The following script produces pretty good (~2 A RMSD) predictions of the structure of ubiquitin perhaps four times out of five:
<ROSETTASCRIPTS>
<SCOREFXNS>
<ScoreFunction name="r15" weights="ref2015" />
</SCOREFXNS>
<RESIDUE_SELECTORS>
</RESIDUE_SELECTORS>
<PACKER_PALETTES>
</PACKER_PALETTES>
<TASKOPERATIONS>
</TASKOPERATIONS>
<MOVE_MAP_FACTORIES>
</MOVE_MAP_FACTORIES>
<SIMPLE_METRICS>
</SIMPLE_METRICS>
<FILTERS>
</FILTERS>
<MOVERS>
<trRosettaProtocol name="predict_struct" msa_file="inputs/1r6j_msa.a3m"
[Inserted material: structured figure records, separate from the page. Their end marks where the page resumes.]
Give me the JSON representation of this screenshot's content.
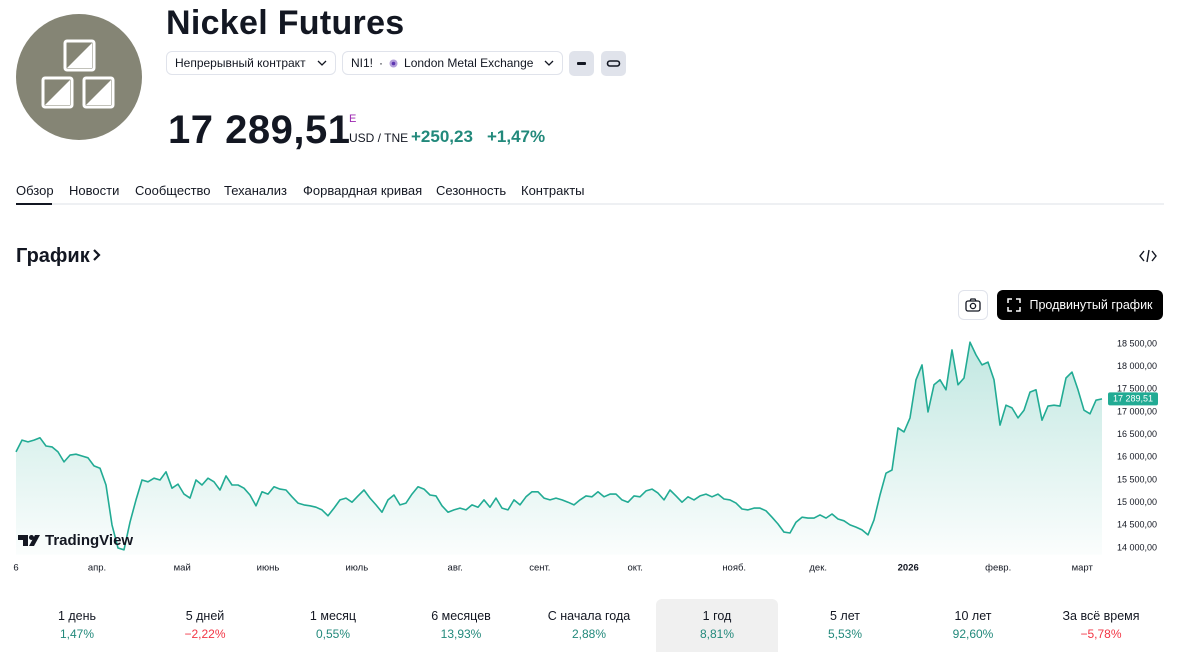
{
  "header": {
    "title": "Nickel Futures",
    "contract": "Непрерывный контракт",
    "symbol": "NI1!",
    "exchange": "London Metal Exchange",
    "price": "17 289,51",
    "price_flag": "E",
    "currency": "USD / TNE",
    "change": "+250,23",
    "change_percent": "+1,47%"
  },
  "tabs": [
    "Обзор",
    "Новости",
    "Сообщество",
    "Теханализ",
    "Форвардная кривая",
    "Сезонность",
    "Контракты"
  ],
  "section_title": "График",
  "advanced_chart_button": "Продвинутый график",
  "chart_data": {
    "type": "line",
    "brand": "TradingView",
    "series": [
      {
        "color": "#22ab94",
        "values": [
          16120,
          16380,
          16340,
          16380,
          16430,
          16250,
          16230,
          16120,
          15900,
          16050,
          16070,
          16030,
          15990,
          15810,
          15760,
          15390,
          14510,
          14000,
          13960,
          14570,
          15060,
          15500,
          15460,
          15540,
          15500,
          15680,
          15320,
          15410,
          15190,
          15100,
          15500,
          15390,
          15540,
          15460,
          15280,
          15590,
          15390,
          15390,
          15320,
          15170,
          14930,
          15240,
          15190,
          15350,
          15300,
          15280,
          15130,
          14990,
          14950,
          14930,
          14900,
          14840,
          14710,
          14880,
          15060,
          15100,
          15010,
          15150,
          15280,
          15100,
          14950,
          14790,
          15060,
          15170,
          14950,
          14990,
          15190,
          15350,
          15300,
          15170,
          15150,
          14930,
          14790,
          14840,
          14880,
          14840,
          14950,
          14900,
          15060,
          14900,
          15100,
          14880,
          14840,
          15060,
          14950,
          15130,
          15240,
          15240,
          15100,
          15060,
          15100,
          15060,
          15010,
          14950,
          15060,
          15150,
          15130,
          15240,
          15130,
          15190,
          15190,
          15060,
          15010,
          15150,
          15130,
          15260,
          15300,
          15210,
          15060,
          15280,
          15150,
          15010,
          15130,
          15060,
          15150,
          15190,
          15130,
          15190,
          15080,
          15060,
          14990,
          14860,
          14840,
          14880,
          14880,
          14820,
          14680,
          14530,
          14350,
          14330,
          14570,
          14680,
          14660,
          14660,
          14730,
          14660,
          14750,
          14640,
          14600,
          14510,
          14460,
          14400,
          14290,
          14620,
          15170,
          15650,
          15720,
          16650,
          16560,
          16870,
          17710,
          18040,
          17000,
          17600,
          17710,
          17490,
          18370,
          17600,
          17750,
          18540,
          18260,
          18040,
          18100,
          17710,
          16710,
          17150,
          17090,
          16870,
          17040,
          17440,
          17490,
          16820,
          17130,
          17150,
          17130,
          17750,
          17880,
          17490,
          17040,
          16960,
          17260,
          17289.51
        ]
      }
    ],
    "last_value_label": "17 289,51",
    "xlim": [
      0,
      181
    ],
    "xticks": [
      {
        "value": 0,
        "label": "6"
      },
      {
        "value": 13.5,
        "label": "апр."
      },
      {
        "value": 27.7,
        "label": "май"
      },
      {
        "value": 42,
        "label": "июнь"
      },
      {
        "value": 56.8,
        "label": "июль"
      },
      {
        "value": 73.2,
        "label": "авг."
      },
      {
        "value": 87.3,
        "label": "сент."
      },
      {
        "value": 103.2,
        "label": "окт."
      },
      {
        "value": 119.7,
        "label": "нояб."
      },
      {
        "value": 133.7,
        "label": "дек."
      },
      {
        "value": 148.7,
        "label": "2026"
      },
      {
        "value": 163.7,
        "label": "февр."
      },
      {
        "value": 177.7,
        "label": "март"
      }
    ],
    "ylim": [
      13850,
      18800
    ],
    "yticks": [
      {
        "value": 14000,
        "label": "14 000,00"
      },
      {
        "value": 14500,
        "label": "14 500,00"
      },
      {
        "value": 15000,
        "label": "15 000,00"
      },
      {
        "value": 15500,
        "label": "15 500,00"
      },
      {
        "value": 16000,
        "label": "16 000,00"
      },
      {
        "value": 16500,
        "label": "16 500,00"
      },
      {
        "value": 17000,
        "label": "17 000,00"
      },
      {
        "value": 17500,
        "label": "17 500,00"
      },
      {
        "value": 18000,
        "label": "18 000,00"
      },
      {
        "value": 18500,
        "label": "18 500,00"
      }
    ],
    "grid": false
  },
  "periods": {
    "labels": [
      "1 день",
      "5 дней",
      "1 месяц",
      "6 месяцев",
      "С начала года",
      "1 год",
      "5 лет",
      "10 лет",
      "За всё время"
    ],
    "values": [
      1.47,
      -2.22,
      0.55,
      13.93,
      2.88,
      8.81,
      5.53,
      92.6,
      -5.78
    ],
    "value_labels": [
      "1,47%",
      "−2,22%",
      "0,55%",
      "13,93%",
      "2,88%",
      "8,81%",
      "5,53%",
      "92,60%",
      "−5,78%"
    ],
    "selected": 5
  }
}
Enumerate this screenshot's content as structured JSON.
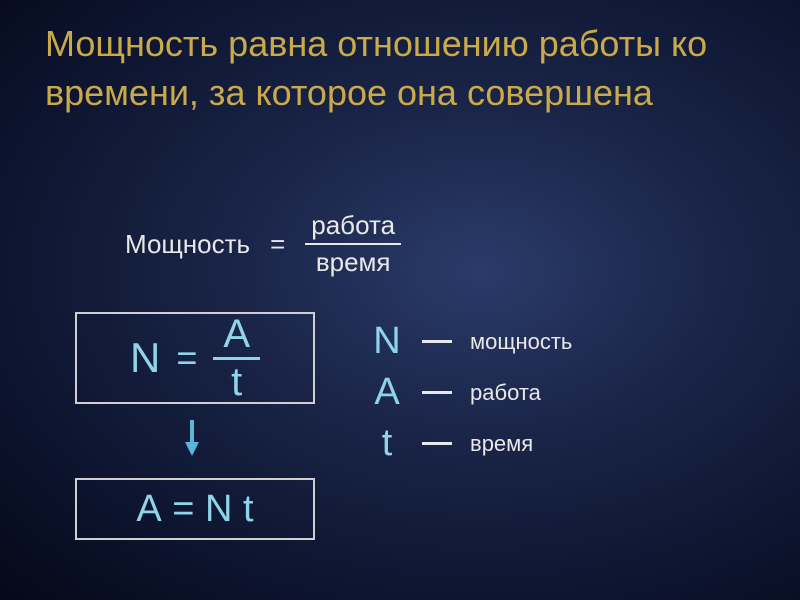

sequence="GAMDPRTITMHKDSTGHVGFIFKNGKITSIVKDSSAARNGLLTEHNICEINGQNVIGLKDSQIADILSTSGTVVTITIMPAF"
mutate_gly_to_ala="false" backbone_randomization_mode="ramachandran"
/>
</MOVERS>
<PROTOCOLS>
<Add mover="predict_struct" />
</PROTOCOLS>
<OUTPUT scorefxn="r15" />
</ROSETTASCRIPTS>
In this example, the input multiple sequence alignment (MSA), which was generated using the HHBlits sever (https://toolkit.tuebingen.mpg.de/tools/hhblits), looks like this:
>1718255
GAMDPRTITMHKDSTGHVGFIFKNGKITSIVKDSSAARNGLLTEHNICEINGQNVIGLKDSQIADILSTSGTVVTITIMPAF
>UniRef100_A0A2 Putative syntenin-1 n=1 Tax=Stichopus japonicus TaxID=307972 RepID=A0A2G8KW37_STIJA
---FERTITMHKDSTGHVGFIFKNGKITSIVKDSSAARNGLLTEHNICEINGQNVIGLKDSQIADILSTSGTVVTITIMPKF
>UniRef100_UPI0 Syntenin 1 n=2 Tax=Homo sapiens TaxID=9606 RepID=UPI00001B299E
KNMDQfqRTVTMHKDSSGHVGFVFKKGKIVSIAKDSSAARNGLLTHHCICEVNGQNVIGMKDKQITEVLSGSGNVVTITIMPAF
>UniRef100_A0A0 Uncharacterized protein (Fragment) n=1 Tax=Amblyomma triste TaxID=251400 RepID=A0A023GMK5_AMBTT
---FERTVTMHKDSTGHVGFVFKNGKITSLVKDSSAARNGLLTEHYLCEINGQNVIGLKDKQIKDILSTSGNVITITVMPSF
>UniRef100_A0A0 Syntenin-1 n=1 Tax=Fukomys damarensis TaxID=885580 RepID=A0A091E3S4_FUKDA
---FERTVTMHKDSTGHVGFIFKNGKITSIVKDSSAARNGLLTEHNICEINGQNVIGLKDSQIADILSTSGTVVTITIMPAF
>UniRef100_A0A0 Uncharacterized protein n=1 Tax=Aedes albopictus TaxID=7160 RepID=A0A023ENS9_AEDAL
---FERTITMHKDSTGHVGFIFKNGKITSIVKDSSAARNGLLTDHQICEVNGQNVIGLKDKQIADILSTAGNVVTITIMPSF
...
A typical MSA is dozens to hundreds of sequences (though even a single-sequence "alignment" can often produce meaningful predictions).
Please see the trRosetta application documentation for information about the trRosetta code organization.